Türkiye-Almanya ilişkileri giderek kötüye
gidiyor. Yapılan kamuoyu araştırmaları Almanların yüzde 50’sinin
artık tatil için Türkiye’yi düşünmediklerini
gösteriyor.
Almanya’da Türkiye’ye karşı olumsuz hava iki ülke arasında dozu
giderek artan karşılıklı inatlaşmanın beraberinde başta turizm
olmak üzere büyük ölçüde Türkiye aleyhine sonuçlar getireceğini
gösteriyor. Bu gelişmeler kanımca Türkiye’deki Alman yatırımlarını
etkilemeyecek. Nitekim aralarında Mercedes Benz gibi büyük
kuruluşlarında bulunduğu, Türkiye’de yatırımları bulunan 681 Alman
firmasının FETÖ
ile “iltisaklı” olduğu
gerekçesiyle hazırlanan ve Almanya’ya gönderilen
liste “yanlışlıkla gönderilmiş” denerek
resmen geri çekildi.
***
Köşe yazarlığı bir yana sokaktaki insan
olarak ülkemdeki medya üzerindeki baskıları, gazetecilerin, muhalif
politikacıların tutuklanmalarını, üniversitelerden yüzlerce
akademisyenin ihracını eleştiriyorum.
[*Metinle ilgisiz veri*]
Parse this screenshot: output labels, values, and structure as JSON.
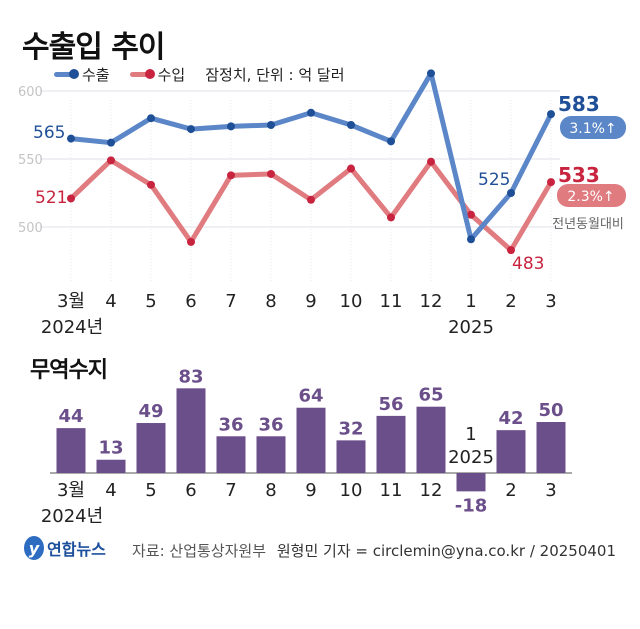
{
  "title": "수출입 추이",
  "legend": {
    "export": "수출",
    "import": "수입",
    "note": "잠정치, 단위 : 억 달러"
  },
  "colors": {
    "export_line": "#5b86c8",
    "export_dot": "#1f4f96",
    "import_line": "#e07b80",
    "import_dot": "#c8243f",
    "bar": "#6b4f8a",
    "bar_label": "#6b4f8a"
  },
  "chart_data": [
    {
      "type": "line",
      "title": "수출입 추이",
      "categories": [
        "3월",
        "4",
        "5",
        "6",
        "7",
        "8",
        "9",
        "10",
        "11",
        "12",
        "1",
        "2",
        "3"
      ],
      "year_labels": {
        "first": "2024년",
        "jan": "2025"
      },
      "yticks": [
        500,
        550,
        600
      ],
      "ylim": [
        460,
        625
      ],
      "grid": true,
      "legend_placement": "top-left",
      "series": [
        {
          "name": "수출",
          "values": [
            565,
            562,
            580,
            572,
            574,
            575,
            584,
            575,
            563,
            613,
            491,
            525,
            583
          ]
        },
        {
          "name": "수입",
          "values": [
            521,
            549,
            531,
            489,
            538,
            539,
            520,
            543,
            507,
            548,
            509,
            483,
            533
          ]
        }
      ],
      "annotations": {
        "export_first": "565",
        "import_first": "521",
        "export_feb": "525",
        "import_feb": "483",
        "export_last": "583",
        "import_last": "533",
        "export_yoy": "3.1%↑",
        "import_yoy": "2.3%↑",
        "yoy_caption": "전년동월대비"
      }
    },
    {
      "type": "bar",
      "title": "무역수지",
      "categories": [
        "3월",
        "4",
        "5",
        "6",
        "7",
        "8",
        "9",
        "10",
        "11",
        "12",
        "1",
        "2",
        "3"
      ],
      "year_labels": {
        "first": "2024년",
        "jan": "2025"
      },
      "values": [
        44,
        13,
        49,
        83,
        36,
        36,
        64,
        32,
        56,
        65,
        -18,
        42,
        50
      ]
    }
  ],
  "footer": {
    "logo": "연합뉴스",
    "source": "자료: 산업통상자원부",
    "credit": "원형민 기자 = circlemin@yna.co.kr / 20250401"
  }
}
Önümüze sürülen gerekçeler
bana inandırıcı gelmiyor.
Bu antidemokratik uygulamalar başta Avrupa Birliği üyeleri olmak
üzere uygar Batı dünyasında da tepkiyle
karşılanıyor.
Bu tepkiler somut yaptırımlara evirildiğinde gelecek yükleri
bizler, bu ülkenin yıllardır orta gelir bataklığında debelenen
yurttaşları omuzlamak zorunda kalacağız.
***
Bilindiği gibi Almanya ile kriz önce Die
Welt gazetesinin Türk asıllı Almanya yurttaşı
muhabiri Deniz Yücel’in “PKK
propagandası”, sonra da Uluslararası Af Örgütü, Helsinki
Yurttaşlar Derneği, İnsan Hakları Gündemi Derneği, Eşit Haklar İçin
İzleme Derneği gibi uluslararası saygınlığı olan insan hakları
savunucularının Büyükada’da yaptıkları bir toplantıya danışman
olarak katılan Peter
Steudtner’in diğer beş kişiyle
birlikte “silahlı terör örgütüne
yardımetmek” suçlamasıyla
tutuklanması üzerine patlak vermişti.
Kriz giderek büyüdü, Türkiye’ye yapılan yardımların durdurulmasına,
AB fonlarının kesilmesine, Türkiye’nin Gümrük Birliği üyeliğinin
sorgulanmasına, Türkiye’nin AB ile sürdürdüğü üyelik
müzakerelerinin askıya alınması önerisine kadar geldi. Gelişmelerin
en vahim yanı da bunların Alman halkına yaygınlaşarak yansıması. Bu
arada T.C. yurttaşlarının AB ülkelerinde vizesiz serbest dolaşımı
da hayal oldu.
Yukarıda da belirtildiği gibi eninde sonunda bu olumsuz
gelişmelerin ceremesini toplum olarak biz çekeceğiz. Çekmeye
başladık bile.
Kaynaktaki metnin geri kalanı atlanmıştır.